Le P'tit cirk

Le P’tit Cirk – Winterfest Salzburg

Kreativer Höhenflug: Mit „Les Dodos“ erobert die französische Kompanie Le P’tit Cirk das Winterfest in Salzburg. Souverän, frech und sehr lebendig.

Die Dodos sind zurück. Eigentlich längst ausgestorben, bevölkert die Vogelspezies, die nicht fliegen kann, neuerdings das Winterfest im Volksgarten und demonstriert sehr eindrücklich: Fliegen funktioniert auch ohne Flügel, man muss es nur wagen. Hätten das ihre tierischen Pendants gewusst, dann wären sie vielleicht nicht ausgestorben. Die französische Kompanie Le P’tit Cirk sorgt aber zumindest posthum dafür, dass die gefiederten Legenden quietschfidel und sehr lebendig in „Les Dodos“ die Manege erobern (künstlerische Leitung: Danielle Le Pierrès, Christophe Lelarge).

Turbulenter Reigen

Der Name ist Programm und „Les Dodos“ eine fröhlich freche Hommage an die Vögel, die erst durch Lewis Carrolls „Alice im Wunderland“ Bekanntheit erlangten. Genau wie im Roman veranstalten die bunten Akrobaten-Vögel von Le P’tit Cirk ein turbulentes Rennen. Bei dem kommen statt des unterschiedlichsten Federviehs umso mehr Gitarren zum Einsatz. Die Akrobat*innen begleiten sich dabei in abenteuerlich kreativer Manier selbst. Auf Gitarren balancierend feiern die Dodos ihren Einstand und beenden den Abend.

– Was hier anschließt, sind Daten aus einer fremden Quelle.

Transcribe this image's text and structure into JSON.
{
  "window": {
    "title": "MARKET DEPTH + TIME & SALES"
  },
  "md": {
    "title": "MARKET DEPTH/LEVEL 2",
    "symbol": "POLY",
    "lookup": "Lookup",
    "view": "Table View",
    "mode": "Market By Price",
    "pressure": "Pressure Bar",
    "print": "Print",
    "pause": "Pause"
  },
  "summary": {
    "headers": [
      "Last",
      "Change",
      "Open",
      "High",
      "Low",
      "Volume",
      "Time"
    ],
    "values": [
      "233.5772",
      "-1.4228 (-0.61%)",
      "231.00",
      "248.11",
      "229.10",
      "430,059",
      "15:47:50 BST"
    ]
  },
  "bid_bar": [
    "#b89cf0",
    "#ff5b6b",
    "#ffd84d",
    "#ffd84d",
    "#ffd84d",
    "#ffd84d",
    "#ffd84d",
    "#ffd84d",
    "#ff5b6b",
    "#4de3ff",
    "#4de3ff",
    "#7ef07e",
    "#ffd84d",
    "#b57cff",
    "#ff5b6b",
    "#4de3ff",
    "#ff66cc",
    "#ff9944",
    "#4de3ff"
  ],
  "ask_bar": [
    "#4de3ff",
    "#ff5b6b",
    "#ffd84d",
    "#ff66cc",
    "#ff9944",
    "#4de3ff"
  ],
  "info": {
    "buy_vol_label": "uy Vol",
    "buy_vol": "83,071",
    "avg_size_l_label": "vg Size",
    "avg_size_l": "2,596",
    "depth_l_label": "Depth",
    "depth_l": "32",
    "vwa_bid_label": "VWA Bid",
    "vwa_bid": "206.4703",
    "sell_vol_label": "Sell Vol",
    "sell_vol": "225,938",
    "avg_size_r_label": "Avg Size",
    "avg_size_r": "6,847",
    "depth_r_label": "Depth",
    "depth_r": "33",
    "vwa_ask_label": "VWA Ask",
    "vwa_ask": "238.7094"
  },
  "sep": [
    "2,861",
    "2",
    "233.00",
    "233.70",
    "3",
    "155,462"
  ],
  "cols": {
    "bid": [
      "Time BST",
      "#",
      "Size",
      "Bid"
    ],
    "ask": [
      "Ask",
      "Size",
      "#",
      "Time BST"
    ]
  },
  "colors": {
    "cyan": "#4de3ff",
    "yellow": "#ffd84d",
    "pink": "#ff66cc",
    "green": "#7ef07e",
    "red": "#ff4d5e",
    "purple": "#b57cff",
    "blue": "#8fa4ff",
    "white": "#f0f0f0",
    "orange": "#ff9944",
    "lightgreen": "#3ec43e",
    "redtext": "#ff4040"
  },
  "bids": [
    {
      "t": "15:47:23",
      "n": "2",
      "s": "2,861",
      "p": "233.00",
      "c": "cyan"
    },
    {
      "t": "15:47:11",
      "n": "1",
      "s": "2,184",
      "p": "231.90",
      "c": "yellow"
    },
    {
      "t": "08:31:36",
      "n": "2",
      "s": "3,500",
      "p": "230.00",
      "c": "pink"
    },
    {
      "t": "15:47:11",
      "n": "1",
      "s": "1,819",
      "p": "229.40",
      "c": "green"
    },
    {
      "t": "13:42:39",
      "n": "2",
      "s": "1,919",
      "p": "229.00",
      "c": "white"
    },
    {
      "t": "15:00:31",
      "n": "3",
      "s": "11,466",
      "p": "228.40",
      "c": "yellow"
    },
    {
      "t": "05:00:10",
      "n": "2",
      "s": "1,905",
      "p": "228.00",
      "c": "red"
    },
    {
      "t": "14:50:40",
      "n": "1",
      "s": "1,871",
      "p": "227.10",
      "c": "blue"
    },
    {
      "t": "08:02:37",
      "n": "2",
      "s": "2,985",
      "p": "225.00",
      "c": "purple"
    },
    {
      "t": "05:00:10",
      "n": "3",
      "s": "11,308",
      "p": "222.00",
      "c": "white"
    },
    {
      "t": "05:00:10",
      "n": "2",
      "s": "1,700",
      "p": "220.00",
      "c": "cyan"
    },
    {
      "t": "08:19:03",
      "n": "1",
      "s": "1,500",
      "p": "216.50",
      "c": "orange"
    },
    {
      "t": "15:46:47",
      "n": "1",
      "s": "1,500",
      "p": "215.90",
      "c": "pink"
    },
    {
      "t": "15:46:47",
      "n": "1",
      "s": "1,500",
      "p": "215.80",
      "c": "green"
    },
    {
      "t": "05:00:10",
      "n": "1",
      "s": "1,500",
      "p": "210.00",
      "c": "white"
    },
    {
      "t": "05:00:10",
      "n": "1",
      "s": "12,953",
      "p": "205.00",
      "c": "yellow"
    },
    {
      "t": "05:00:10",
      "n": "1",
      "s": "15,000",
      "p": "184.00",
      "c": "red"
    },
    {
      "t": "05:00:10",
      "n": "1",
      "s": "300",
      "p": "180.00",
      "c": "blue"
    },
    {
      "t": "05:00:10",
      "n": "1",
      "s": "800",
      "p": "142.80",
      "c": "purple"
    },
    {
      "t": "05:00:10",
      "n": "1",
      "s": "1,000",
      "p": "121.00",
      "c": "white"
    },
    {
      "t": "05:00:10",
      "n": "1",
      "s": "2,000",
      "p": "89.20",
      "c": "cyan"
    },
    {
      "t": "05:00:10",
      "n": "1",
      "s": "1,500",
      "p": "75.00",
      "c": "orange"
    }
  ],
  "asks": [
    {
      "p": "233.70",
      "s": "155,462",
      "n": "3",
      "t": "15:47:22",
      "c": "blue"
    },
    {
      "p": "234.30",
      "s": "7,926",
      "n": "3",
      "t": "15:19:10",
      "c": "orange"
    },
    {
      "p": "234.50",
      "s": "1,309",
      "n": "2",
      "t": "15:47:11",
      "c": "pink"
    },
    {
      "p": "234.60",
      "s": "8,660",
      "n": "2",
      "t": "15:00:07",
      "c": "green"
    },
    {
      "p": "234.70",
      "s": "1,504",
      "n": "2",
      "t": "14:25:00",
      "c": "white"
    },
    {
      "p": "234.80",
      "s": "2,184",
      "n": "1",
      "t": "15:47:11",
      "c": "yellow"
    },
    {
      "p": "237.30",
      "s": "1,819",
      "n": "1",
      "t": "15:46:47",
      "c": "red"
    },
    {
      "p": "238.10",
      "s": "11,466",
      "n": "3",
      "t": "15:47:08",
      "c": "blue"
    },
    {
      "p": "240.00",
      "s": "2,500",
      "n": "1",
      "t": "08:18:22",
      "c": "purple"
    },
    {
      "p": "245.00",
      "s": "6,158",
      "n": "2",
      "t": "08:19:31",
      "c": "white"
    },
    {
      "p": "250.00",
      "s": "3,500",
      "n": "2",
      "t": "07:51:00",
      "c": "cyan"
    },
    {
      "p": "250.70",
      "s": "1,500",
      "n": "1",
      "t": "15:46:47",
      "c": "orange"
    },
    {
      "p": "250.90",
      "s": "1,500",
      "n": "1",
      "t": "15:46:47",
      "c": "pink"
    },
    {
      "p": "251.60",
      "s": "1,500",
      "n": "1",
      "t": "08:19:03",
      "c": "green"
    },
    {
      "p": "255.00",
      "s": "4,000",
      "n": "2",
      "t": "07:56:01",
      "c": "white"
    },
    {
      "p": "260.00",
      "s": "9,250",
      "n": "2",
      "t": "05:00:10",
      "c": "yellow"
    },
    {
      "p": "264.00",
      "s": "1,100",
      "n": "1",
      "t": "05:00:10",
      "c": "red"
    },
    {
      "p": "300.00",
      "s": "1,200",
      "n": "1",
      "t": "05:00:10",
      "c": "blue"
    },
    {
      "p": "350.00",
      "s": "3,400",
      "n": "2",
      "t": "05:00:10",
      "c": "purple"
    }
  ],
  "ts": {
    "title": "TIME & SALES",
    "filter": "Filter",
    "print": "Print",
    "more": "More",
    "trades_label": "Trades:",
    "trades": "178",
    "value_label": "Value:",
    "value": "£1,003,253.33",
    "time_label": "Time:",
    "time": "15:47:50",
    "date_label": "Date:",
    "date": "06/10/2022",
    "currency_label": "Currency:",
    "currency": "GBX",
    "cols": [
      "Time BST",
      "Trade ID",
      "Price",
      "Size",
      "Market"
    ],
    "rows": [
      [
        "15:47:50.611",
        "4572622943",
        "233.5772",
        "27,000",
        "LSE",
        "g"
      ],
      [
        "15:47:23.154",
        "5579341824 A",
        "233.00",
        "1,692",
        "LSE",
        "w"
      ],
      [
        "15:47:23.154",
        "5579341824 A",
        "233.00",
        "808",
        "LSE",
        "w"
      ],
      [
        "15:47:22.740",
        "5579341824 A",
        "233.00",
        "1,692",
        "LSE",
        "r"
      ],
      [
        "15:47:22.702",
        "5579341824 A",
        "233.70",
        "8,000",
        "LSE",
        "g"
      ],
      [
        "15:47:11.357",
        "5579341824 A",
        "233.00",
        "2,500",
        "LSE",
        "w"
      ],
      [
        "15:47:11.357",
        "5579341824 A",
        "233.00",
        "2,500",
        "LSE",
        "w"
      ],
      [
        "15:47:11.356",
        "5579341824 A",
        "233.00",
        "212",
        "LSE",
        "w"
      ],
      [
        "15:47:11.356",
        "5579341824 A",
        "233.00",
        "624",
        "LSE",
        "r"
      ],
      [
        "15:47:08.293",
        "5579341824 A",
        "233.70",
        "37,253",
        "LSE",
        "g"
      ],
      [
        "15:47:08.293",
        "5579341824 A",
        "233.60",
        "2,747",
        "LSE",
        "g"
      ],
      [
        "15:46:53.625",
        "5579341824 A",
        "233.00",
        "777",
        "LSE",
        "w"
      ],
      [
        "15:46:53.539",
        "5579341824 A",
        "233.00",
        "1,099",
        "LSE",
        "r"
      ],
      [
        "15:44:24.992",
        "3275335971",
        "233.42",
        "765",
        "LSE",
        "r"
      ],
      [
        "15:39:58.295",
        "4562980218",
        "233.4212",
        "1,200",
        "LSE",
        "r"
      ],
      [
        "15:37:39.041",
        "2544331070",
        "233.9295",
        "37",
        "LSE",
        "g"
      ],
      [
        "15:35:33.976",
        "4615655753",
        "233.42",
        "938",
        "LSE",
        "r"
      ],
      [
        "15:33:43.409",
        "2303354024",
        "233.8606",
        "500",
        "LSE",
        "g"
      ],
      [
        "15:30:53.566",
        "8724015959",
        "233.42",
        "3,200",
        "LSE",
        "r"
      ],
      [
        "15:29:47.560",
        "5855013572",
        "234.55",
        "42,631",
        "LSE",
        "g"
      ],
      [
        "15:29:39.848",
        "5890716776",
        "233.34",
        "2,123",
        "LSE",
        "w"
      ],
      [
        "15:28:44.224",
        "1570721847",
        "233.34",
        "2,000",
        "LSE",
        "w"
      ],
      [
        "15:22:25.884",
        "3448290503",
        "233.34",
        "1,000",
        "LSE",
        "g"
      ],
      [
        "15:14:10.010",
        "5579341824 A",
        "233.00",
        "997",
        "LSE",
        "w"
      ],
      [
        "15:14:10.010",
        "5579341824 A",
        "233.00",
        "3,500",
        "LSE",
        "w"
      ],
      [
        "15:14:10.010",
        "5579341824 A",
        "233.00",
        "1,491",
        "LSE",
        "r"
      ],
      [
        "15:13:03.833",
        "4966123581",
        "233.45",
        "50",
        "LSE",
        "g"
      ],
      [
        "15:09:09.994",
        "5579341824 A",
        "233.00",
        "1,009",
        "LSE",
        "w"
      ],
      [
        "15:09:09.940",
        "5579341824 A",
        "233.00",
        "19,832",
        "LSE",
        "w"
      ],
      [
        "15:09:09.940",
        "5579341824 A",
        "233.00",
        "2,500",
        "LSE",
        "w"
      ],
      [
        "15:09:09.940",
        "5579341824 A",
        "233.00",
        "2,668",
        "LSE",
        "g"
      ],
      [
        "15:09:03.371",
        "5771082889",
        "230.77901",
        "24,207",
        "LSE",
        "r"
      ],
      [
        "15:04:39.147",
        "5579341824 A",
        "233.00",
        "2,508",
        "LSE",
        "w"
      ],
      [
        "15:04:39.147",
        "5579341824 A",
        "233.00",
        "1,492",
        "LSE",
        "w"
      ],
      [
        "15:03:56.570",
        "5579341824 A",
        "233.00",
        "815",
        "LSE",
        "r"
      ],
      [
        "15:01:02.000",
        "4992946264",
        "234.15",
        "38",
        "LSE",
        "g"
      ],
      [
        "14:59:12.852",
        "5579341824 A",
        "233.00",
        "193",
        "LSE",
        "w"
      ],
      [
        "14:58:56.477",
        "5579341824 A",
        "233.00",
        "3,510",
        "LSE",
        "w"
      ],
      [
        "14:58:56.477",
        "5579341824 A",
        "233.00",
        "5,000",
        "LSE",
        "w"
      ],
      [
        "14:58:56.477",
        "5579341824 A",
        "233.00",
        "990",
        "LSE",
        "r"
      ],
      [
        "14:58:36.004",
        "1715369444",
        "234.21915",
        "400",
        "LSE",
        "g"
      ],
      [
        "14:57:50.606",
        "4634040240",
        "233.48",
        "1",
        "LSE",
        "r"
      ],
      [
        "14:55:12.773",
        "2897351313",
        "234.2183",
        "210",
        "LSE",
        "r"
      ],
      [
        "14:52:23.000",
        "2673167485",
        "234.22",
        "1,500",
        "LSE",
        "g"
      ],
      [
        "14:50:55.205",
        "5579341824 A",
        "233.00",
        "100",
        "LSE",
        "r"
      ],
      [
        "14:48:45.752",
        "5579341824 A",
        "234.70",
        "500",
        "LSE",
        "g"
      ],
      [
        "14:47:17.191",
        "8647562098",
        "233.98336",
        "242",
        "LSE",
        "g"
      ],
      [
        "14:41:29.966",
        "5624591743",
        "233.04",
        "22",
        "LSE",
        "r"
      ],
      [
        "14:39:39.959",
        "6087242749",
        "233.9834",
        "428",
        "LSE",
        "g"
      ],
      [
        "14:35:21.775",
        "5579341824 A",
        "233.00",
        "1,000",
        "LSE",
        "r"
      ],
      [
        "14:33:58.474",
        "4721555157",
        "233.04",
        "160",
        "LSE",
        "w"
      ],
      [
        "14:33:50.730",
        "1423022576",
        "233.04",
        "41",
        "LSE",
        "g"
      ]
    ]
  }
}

Dazwischen lassen sie es so richtig krachen – selbstverständlich immer mit des Vogels liebsten Saiteninstruments, in dem auch eine Trompete stecken kann.

Für Slapstick sind Alice Baurraud und Charly Sanchez zuständig. Charlie Chaplin mässig unterhalten sie in Phantasie-Sprache und mit großen Gesten. Frecher Humor dominiert genauso wie die Überwindung der eigenen Ängste. Sind wir nicht alle ein bisschen Minions? Während Basile Forest, Louis Lelarge und Pablo Escobar akrobatisch in die Vollen gehen und dem Ganzen diese unglaubliche Vitalität und Lebendigkeit verleihen, immer unterstützt von Baurraud und Sanchez. Das scheint ansteckend. Wer spätestens jetzt nicht den Wunsch verspürt, sich selbst ins Geschehen zu werfen, dürfte herzlos sein – oder einfach nur realistisch. Weil was so einfach daherkommt, ist das genaue Gegenteil davon und lädt zum Staunen und Träumen ein. Die Zuschauer-„Ahhhhs“ und Publikums-„Ohhhs“ tönen durch das Zelt, wie es sich für einen Zirkusabend gebührt.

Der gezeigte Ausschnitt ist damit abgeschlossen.